Written on Sunday
From my computer, I can look straight ahead out the window towards Twin Peaks. Right now, the fog is rolling in, from over the hills like an avalanche. It's thick and white and massive, obscuring everything in it's way. I can't see the top of the hill, I can't see the slope of the hill that leads into the Castro. It's almost surreal, like somebody took a shot of hill, then super-imposed a whole other background behind it. As I stare at it, I wonder when it'll come flowing towards me, enveloping me in the fog. It never comes.
I worked at the spa again today, further continuing along my lifelong ambition of picking up people's towels. What can I say? It's money. And, as a friend pointed out, a great place to meet 40 year old divorcee's looking for a young or not so young buck to be their kept man. I can do that.
Sometime during the morning, two women who were eating called me over to them. One of them told me that while it looked like they were done, they still wanted to finish up, or at least finish off their coffee. They were both going to run to the bathroom but wanted to make sure that room service didn't take their food away. It being a five-star hotel and a first-rate spa, I am, of course, their service bitch. I told them it would be no problem and that I'd guard their coffee with my life.
They both take off and I start to wonder just what it is that I should do to make sure their tray wasn't taken. Normally the room service guy just randomly appears out of nowhere for no rhyme or reason and as a result, we, the spa attendants, have to put it away. Still, I knew it would be just my luck that I'd leave the tray there and it would get taken away. So I stood around it, thinking the whole time that I was going way, way, over and above the call of duty. Did I really need to stand there, guarding the tray like a bodyguard? I'm supposed to keep moving, keep picking things up. How would I explain my just standing there, watching over a half-finished tray of breakfast?
I started to clean up the stuff around the area, making sure the tray was always in my sight.
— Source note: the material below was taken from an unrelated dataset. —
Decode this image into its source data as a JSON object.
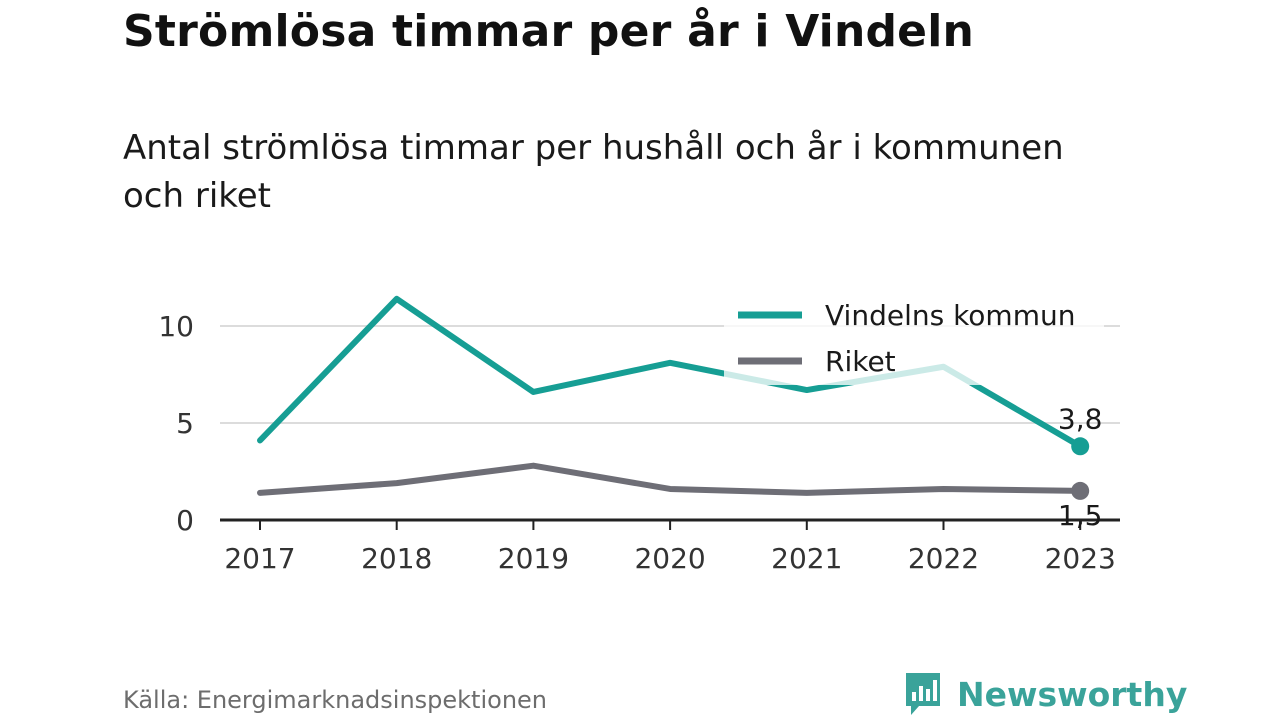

Noticing the water needed to be refilled, I grabbed a pitcher, opened the door into the labyrinth of hallways that made up the belly of the hotel where an ice chest stood, only to stumble upon the room service guy. He was on his way in. Here was my chance.
I told him what was up with the tray, even followed him to the table where the tray was, explaining to him that the women weren't finished yet and that they were in the bathroom. If he wanted to, I told him, he could take the food but had to absolutely positively leave the coffee. He nodded his head in acknowledgement and thinking my job was done, I headed off for my break. I did what I said I'd do, I told him what to do and he had heard me. I could stand over him to make sure he did the right thing, but that would be dicky and I didn't want to be dicky. How could he not do what I told him?
Fifteen minutes later I got back from my break and was doing rounds by the pool and was called over yet again by one of the woman. In a polite, yet pissed off tone of voice, she told me that when she and her friend got back from the bathroom, everything was gone. The food, the coffee, even the table. I apologized, told her I did everything I could. She said it was no big deal, but in that way that let me know it wasn't really alright.
I'm doing a service job. Which means my main goal is to provide service (ie- pamper their rich, spoiled massaged asses, and yes, I'm jealous much). This woman basically gave me one little request, one simple little thing, and I did it. Except for the fact that the pimply faced teenage kid playing waiter fucked it all up. I followed him out the door, told him exactly what to do, and yet he didn't do it. Any of it. And I'm the one who has to get bitched at. While it's no big deal and it's not like I got in trouble or it's not even like I care that much if I got in trouble, it's the principal of the matter.
One more thing about today, it was Birthday day at the spa and the place was full of twenty-something women, all celebrating someone's birthday, girl's day out style. Out on the patio, there was a gaggle of them, all blonde and overly-skinny, drinking champagne. Mid-way through the raised champagne glass, "Happy Birthday" toast, I poked my head into the patio to make my patio round. I thus ensured that said birthday toast was completely ruined when every single one of the women turned their heads to see who had just poked their head through the door. I then proceeded to drag my ego down further notches than it's already down when, as part of my job, 36 year old unemployed me asked about seven blonde woman in bikini's if there was anything they needed me to pick up for them.